Thank you. Ladies and gentlemen, we will now begin the question and answer session. Should you have a question, please press the star followed by the number one on your touchtone phone. You will hear a prompt that your hand has been raised. Should you wish to decline from the polling process, please press the star followed by the number two. If you are using a speakerphone, please lift the handset before pressing any keys. One moment, please, for your first question. Your first question is from Tom White from D.A. Davidson. Please go ahead.

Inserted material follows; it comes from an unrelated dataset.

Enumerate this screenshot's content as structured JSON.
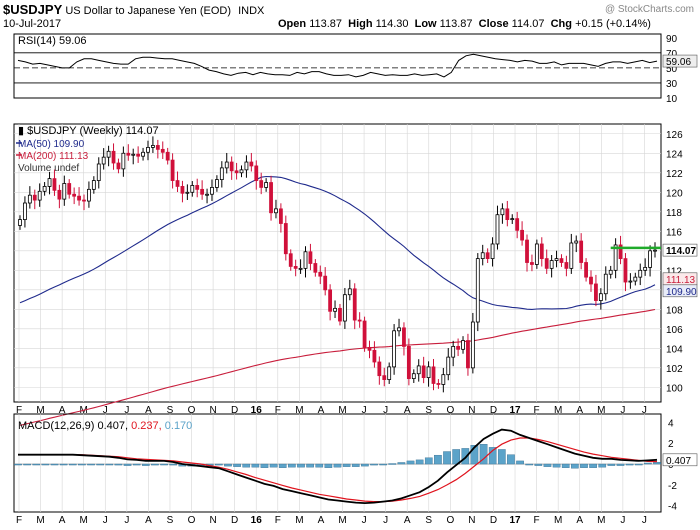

Good morning. Thanks for taking my questions. Two if I could. I guess first off, just on the drivers of revenue in the third quarter, it was impressive to see that you delivered a bit of kind of upside versus kind of expectations on revenues despite national kind of declining sequentially when we all were fingers crossed that it might be up a little bit. So just can you help us? I guess what I'm trying to understand is on dealer revenue, Obviously, you guys are doing stuff on repackaging and product, but maybe first off, just on the industry backdrop, and you added dealers again for the third straight quarter. It sounds like you're going to add dealers again, and it sounds like marketplace is maybe one of the main areas where you're adding dealers. I don't know. How would you characterize how dealers are sort of navigating the current industry backdrop? Are they leaning into you guys on Marketplace because they need to find new sources of demand? Is it because of maybe the words getting out that some of the new media stuff that you're adding to the higher tiers is really attractive? Sorry for the long-winded question, but maybe just trying to unpack that a little bit, and then I have a quick follow-up.
Tom, thanks for your question. I'll start, maybe then Sonya can get some color on the revenue mix. But I'll start, you know, obviously manufacturers have got some near-term headwinds that certainly are impacting their business. We feel good about the business because overall enthusiasm for our audience, particularly the concentration of new car shoppers that we have in our marketplace, remain scaled, healthy, and strong. And so the vast majority of our OEM partners are leaning in, not only this year, but also next year. We did have some pullback in the quarter from two OEMs that were temporary in sentiment, not performative, meaning that they had their own internal issues and that delayed their investments with us in the period. That's why we feel fundamentally bullish about the business overall and our ability to continue to grow OEM revenue heading into next year and beyond. I think on the dealer side, it is a little bit of a mixed bag right now. I think dealerships are struggling with softening demand and the vast majority of dealer investments are chasing impressions and clicks. across the internet. And I think the smart dealers are realizing tapping into in-market car shoppers who are actively in market is a much surer path to sales. And so we're pleased with dealer adoption, not only in the quarter. And as you noted, that growth continued into October. And so we're feeling good about dealers realizing the strength of our scaled audience. Certainly some of the product innovation that we're doing on the AI front has garnered some dealer interest as well. But ultimately, we feel like the market is realizing our strength and our value. Sonia, you want to comment on the revenue buildup?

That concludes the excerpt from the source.